Y murió mi Ángeles, mi madre
Y el deterioro neurológico continuó su implacable avanzada. Yo seguía visitándola todos los lunes y jueves para pasar un rato con ella aunque ya no conversáramos. Sus ideas ingeniosas y sus frases sabias hacia tiempo se habían extinguido. Ella ya no me reconocía siquiera. A veces me confundía con un pariente cercano sin que yo pudiera identificar quién, pues su habla también se volvió torpe y la potencia de su voz, otrora intimidante, menguó muchísimo; otras veces me confundía con su esposo, mi padre. Las últimas visitas que le hice, ella permanecía callada o dormida.
Y luego nos invadió a todos la contingencia sanitaria. No era prudente ni aconsejable salir a la calle y mucho menos montar el transporte público. Deje de visitar a mi madre. Mis hermanas organizaron entonces seguir conviviendo con ella "virtualmente" mediante videollamadas. Lo que fue posible gracias a las destrezas informáticas de su enfermera y la orientación de mi hermana Patricia. En ellas mi madre hablaba poco o permanecía muda, pero sonreía mirando la pantalla del teléfono.
Y llegó la recta final de su vida. Una mañana mi hermana Eunice reportó que la noche anterior, mi madre había padecido respiraciones trepidantes y entrecortadas como estertores. Su médico de cabecera recomendó sedarla para reducir el impacto de los síntomas. Y así permaneció tres días. Sus hijos estábamos resignados y preparados para lo inevitable. El 23 de marzo a mediodía, trabajaba en mi computadora cuando brincó el mensaje de Eunice. Ella nos avisaba que mi madre había fallecido. Se interrumpió mi respiración, sentí un golpe en el pecho como el que se experimenta al entrar, de súbito, al agua fría de un estanque. Pensé que me había preparado para ese momento y sin embargo las lágrimas inundaron mis ojos. Aún ahora que escribo esto, siento una sensación extraña en el pecho.

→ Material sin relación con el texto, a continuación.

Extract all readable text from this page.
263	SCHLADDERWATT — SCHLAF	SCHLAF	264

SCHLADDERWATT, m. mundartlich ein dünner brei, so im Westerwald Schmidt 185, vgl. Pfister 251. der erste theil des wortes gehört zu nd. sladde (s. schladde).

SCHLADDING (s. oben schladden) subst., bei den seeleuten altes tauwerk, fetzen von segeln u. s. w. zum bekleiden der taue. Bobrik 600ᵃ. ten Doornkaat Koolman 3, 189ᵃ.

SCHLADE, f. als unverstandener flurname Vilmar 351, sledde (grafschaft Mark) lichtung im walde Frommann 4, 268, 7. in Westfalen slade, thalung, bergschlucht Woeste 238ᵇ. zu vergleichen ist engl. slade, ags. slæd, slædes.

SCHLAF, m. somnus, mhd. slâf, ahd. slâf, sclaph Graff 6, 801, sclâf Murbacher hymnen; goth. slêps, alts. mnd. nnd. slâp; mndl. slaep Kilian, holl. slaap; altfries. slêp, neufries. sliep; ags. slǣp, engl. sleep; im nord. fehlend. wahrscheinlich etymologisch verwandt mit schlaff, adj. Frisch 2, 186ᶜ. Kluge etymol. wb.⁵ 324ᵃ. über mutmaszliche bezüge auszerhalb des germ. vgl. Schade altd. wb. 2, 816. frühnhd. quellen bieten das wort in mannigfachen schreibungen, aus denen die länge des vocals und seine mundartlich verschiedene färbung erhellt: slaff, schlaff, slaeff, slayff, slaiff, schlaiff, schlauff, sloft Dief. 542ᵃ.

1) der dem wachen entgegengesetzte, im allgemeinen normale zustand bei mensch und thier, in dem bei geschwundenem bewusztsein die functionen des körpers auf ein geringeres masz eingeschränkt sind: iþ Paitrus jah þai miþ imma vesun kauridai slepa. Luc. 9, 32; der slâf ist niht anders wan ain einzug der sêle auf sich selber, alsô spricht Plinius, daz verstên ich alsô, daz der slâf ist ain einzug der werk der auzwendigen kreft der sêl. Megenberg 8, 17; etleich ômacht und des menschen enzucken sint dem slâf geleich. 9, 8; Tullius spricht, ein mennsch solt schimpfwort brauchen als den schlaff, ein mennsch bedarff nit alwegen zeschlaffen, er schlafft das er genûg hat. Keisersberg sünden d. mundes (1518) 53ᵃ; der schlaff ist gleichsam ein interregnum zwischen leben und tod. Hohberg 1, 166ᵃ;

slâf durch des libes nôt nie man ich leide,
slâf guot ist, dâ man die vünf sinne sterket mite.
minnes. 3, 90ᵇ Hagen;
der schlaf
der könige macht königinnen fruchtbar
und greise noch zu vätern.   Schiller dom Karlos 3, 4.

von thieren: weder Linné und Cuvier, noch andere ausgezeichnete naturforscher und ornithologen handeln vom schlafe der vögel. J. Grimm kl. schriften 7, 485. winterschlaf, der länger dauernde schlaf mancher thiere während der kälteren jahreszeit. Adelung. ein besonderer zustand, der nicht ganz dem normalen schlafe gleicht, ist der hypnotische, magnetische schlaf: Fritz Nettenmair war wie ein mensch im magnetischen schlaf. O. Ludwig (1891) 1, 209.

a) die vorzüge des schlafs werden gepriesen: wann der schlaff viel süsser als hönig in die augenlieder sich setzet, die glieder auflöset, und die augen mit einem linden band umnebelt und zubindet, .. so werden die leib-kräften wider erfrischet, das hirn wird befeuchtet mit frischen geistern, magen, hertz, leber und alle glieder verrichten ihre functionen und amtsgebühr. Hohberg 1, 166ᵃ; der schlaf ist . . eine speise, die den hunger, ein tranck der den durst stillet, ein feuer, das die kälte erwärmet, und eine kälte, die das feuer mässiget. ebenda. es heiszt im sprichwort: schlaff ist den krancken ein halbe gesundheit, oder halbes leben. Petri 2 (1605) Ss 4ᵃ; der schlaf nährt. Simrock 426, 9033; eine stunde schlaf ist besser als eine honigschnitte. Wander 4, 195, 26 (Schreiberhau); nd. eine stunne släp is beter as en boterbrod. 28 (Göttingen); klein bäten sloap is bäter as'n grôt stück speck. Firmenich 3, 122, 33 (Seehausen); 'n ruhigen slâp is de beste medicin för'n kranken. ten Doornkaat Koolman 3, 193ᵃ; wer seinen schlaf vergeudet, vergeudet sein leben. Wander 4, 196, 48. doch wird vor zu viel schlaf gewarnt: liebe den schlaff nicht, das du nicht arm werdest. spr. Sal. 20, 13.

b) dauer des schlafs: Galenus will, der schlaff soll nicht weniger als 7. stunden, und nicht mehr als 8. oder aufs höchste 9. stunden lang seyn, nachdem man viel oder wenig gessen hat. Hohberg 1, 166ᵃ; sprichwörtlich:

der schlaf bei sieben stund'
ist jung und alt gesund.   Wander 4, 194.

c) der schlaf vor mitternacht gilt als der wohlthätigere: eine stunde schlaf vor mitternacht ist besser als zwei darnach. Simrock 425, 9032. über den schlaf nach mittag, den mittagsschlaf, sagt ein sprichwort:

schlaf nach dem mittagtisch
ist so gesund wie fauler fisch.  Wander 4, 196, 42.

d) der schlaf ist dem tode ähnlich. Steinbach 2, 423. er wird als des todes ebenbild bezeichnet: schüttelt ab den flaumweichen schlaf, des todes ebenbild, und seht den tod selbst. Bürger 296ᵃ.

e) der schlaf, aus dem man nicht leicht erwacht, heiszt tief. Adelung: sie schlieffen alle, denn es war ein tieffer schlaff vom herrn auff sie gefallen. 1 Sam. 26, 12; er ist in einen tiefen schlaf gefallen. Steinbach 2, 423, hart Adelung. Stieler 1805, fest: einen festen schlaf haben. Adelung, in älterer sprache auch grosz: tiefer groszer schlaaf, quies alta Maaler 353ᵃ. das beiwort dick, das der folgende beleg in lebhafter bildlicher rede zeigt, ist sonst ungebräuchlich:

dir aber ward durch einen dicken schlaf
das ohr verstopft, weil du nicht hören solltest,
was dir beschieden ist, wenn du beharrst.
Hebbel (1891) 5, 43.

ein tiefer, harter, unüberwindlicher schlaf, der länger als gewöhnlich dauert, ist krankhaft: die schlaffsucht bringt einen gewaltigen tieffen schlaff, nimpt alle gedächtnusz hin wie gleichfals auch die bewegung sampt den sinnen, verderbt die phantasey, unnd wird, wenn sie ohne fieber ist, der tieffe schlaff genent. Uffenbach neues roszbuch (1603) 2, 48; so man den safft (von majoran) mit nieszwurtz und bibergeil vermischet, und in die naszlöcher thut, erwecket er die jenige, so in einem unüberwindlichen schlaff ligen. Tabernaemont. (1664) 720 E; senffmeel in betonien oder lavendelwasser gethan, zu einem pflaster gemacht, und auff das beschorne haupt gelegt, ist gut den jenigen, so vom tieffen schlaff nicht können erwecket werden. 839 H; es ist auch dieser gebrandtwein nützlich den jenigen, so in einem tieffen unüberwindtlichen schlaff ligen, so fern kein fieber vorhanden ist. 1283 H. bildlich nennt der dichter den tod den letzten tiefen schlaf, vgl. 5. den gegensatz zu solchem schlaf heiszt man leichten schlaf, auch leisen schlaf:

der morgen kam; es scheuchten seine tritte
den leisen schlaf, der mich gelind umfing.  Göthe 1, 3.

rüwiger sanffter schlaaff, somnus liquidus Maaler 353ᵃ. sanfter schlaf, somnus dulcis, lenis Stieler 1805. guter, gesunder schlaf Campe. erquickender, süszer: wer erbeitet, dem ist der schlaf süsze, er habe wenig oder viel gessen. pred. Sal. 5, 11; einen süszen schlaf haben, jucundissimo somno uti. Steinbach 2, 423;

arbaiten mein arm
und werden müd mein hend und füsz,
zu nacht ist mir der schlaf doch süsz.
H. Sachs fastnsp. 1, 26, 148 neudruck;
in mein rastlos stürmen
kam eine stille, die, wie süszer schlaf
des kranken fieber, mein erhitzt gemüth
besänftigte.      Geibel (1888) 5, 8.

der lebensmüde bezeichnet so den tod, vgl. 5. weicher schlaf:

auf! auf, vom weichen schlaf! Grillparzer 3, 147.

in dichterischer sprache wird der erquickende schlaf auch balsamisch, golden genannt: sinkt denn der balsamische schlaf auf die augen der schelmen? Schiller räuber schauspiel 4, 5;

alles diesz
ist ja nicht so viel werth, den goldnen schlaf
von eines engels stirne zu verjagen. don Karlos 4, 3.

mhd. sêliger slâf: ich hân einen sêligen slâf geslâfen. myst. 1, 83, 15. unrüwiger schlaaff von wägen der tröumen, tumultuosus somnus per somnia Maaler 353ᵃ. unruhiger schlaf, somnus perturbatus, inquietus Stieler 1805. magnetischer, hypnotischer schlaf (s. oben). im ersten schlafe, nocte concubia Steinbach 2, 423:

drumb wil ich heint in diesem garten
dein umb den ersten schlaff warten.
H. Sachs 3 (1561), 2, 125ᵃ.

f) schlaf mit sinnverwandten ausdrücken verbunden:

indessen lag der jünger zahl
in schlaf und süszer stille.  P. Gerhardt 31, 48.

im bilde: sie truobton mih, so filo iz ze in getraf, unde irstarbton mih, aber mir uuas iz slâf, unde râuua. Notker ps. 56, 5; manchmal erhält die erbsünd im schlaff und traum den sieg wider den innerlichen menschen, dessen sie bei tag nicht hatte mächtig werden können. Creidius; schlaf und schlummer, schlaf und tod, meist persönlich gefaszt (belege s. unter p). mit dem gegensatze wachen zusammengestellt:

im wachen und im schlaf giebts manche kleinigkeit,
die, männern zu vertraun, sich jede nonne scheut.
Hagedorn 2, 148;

Y entonces, decidimos realizar el funeral a puerta cerrada. La prudencia así lo dictaba. Informamos paulatinamente a todos los familiares y amigos por las redes sociales y por el teléfono. Sólo tres de sus hijos, una nuera, dos yernos y un nieto estuvimos presentes en el velatorio y fue más para concluir trámites que para expresar un último adiós. Sabemos que a ella le habría gustado así. Mi madre fue siempre más prudente que sociable, más pragmática que emocional, más racional que espontánea, más estricta que sentimental, más sabia que tierna.
Y "se me acabó el quehacer" como expresó, me han contado, la abuela de mi esposa cuando falleció su marido. Me quedé sin autoris-consorte, quien escuchara mis relatos antes de que se convirtieran en argumento; me quedé sin enfermo a quien visitar los lunes y los jueves; me quedé sin musa que llenara mi cabeza para inspirar las ideas. En su lugar me invadió una sensación rara. Esto debía ser el hueco que platicara mi padre sentía él en el estómago cuando murió mi abuelo. Pero entonces, recordé un método de algún libro de psicología para recobrar la tranquilidad. Seguí sus pasos. Al final, inspiré profundamente y despacio solté el aire, pero la sensación no desapareció. Tendré que practicar mucho más este método. Me llevará algún tiempo dominarlo. Quizás el tiempo de duelo. Quizás esto es lo que llaman duelo.
Y, repentinamente, recordé mi método: escribir. Escribí sobre cómo murió mi Ángeles, porque ella fue muchos. Este cuento fue el resultado.